Tutto però finisce quando il padre viene arrestato per mancanza di documenti a
Colmar, in Alsazia. Lui viene rinchiuso in un centro di detenzione a Strasburgo.
La sua famiglia viene messa in una casa di accoglienza, in ottemperanza alla
legge che prevede il divieto di "trattenere" i minori, dove tentano la
regolarizzazione in base alla circolare Valls del 2012 (di cui parleremo più
avanti). Il 9 ottobre, all'improvviso, la polizia si presenta alle 7 di mattina
alla porta della famiglia Dibrani. Solo Léonarda non c'è: ha dormito da una
amica - ora che da due mesi è costretta a vivere nel centro di accoglienza- in
modo da essere puntuale alla partenza per la gita scolastica, che prevede la
visita a una officina della Peugeot. La prefettura rinuncia? Neanche per idea:
uno dei professori viene raggiunto sull'autobus da una telefonata del sindaco:
l'autobus si deve fermare perché una volante della polizia sta per andare a
prendere Léonarda per eseguire l'espulsione. Si può immaginare il panico: il
professore dice di non poter fare una cosa del genere, ma a fargli cambiare idea
ci pensa la polizia. Nella
lettera dei professori viene descritta molto bene
quella giornata.
In Francia, e in Italia
La vicenda ha scatenato un putiferio quando gli studenti sono scesi in piazza
per protestare contro questa espulsione. C'è stata una vera e propria rivolta
dei ragazzi. Viene da chiedersi se in Italia sarebbe mai avvenuta una cosa del
genere. E forse è interessante leggere la storia di Léonarda analizzando come è
stata affrontata in Francia, e come è stata affrontata in Italia. Il dibattito
in Francia ha riguardato soprattutto (e quasi esclusivamente) la legge che ha
portato alla espulsione della famiglia Dibrani.
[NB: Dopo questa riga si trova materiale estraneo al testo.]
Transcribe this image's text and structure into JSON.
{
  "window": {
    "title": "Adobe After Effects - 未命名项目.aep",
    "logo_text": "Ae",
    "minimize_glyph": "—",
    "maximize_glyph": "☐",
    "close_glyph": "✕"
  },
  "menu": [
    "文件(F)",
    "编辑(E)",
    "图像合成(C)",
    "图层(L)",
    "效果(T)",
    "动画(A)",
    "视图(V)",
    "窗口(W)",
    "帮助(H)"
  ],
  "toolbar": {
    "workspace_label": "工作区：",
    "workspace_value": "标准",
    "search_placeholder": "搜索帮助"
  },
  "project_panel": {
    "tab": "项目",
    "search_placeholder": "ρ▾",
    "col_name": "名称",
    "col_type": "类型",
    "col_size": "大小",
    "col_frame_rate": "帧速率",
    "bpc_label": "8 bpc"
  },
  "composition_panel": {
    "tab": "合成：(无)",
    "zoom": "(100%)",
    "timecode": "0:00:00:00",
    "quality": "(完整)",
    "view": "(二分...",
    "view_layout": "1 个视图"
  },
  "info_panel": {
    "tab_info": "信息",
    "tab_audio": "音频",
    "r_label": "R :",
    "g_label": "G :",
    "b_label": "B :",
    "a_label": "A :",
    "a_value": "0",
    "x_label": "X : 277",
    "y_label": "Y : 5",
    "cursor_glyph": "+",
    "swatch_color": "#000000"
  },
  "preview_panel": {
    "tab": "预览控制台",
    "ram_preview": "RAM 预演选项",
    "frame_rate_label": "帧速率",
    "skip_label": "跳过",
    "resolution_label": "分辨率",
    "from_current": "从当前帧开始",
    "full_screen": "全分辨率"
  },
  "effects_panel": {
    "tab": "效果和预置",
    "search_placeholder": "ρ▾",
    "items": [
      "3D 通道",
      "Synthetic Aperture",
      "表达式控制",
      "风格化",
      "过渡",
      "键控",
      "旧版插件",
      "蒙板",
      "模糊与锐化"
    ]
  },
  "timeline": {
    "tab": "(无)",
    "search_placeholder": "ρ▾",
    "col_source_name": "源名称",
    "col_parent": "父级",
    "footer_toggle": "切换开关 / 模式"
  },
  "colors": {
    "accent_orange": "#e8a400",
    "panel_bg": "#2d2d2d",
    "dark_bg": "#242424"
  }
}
Quando è stato eletto il nuovo
governo, si è subito posto il problema se fare o no una regolarizzazione
("tradizione" presto abbandonata dall'Italia). La risposta è stata sì ed è stata
emanata la
circolare Valls che prevede la possibilità per le persone irregolari
soggiornanti da almeno cinque anni in Francia di presentare richiesta di
permesso di soggiorno. E' stata molto criticata, perché prevede un esame
individuale assegnato alle prefetture, il che rende molto discrezionale la sua
applicazione. Ma leggerla è comunque interessante, soprattutto per fare un
paragone con l'Italia, per l'approccio che propone sottolineando le storie di
sfruttamento sessuale, presenza di minori scolarizzati, e così via. Ma aldilà di
questo, la questione è che permane un elemento di "temporalità" che ha escluso a
priori casi come quelli della famiglia Dibrani. Che aveva tutte le
caratteristiche previste nella circolare, solo che mancavano pochi mesi al
compimento del quinto anno su suolo francese. Il che ha obbligato Hollande a
sostenere che l'espulsione era stata eseguita "secondo la legge".
Secondo aspetto: la reazione della "comunità". Come abbiamo visto i professori e
la scuola hanno preso parola, scritto una lettera pubblica e apertamente
condannato l'espulsione, anche se in linea con la legge del governo socialista.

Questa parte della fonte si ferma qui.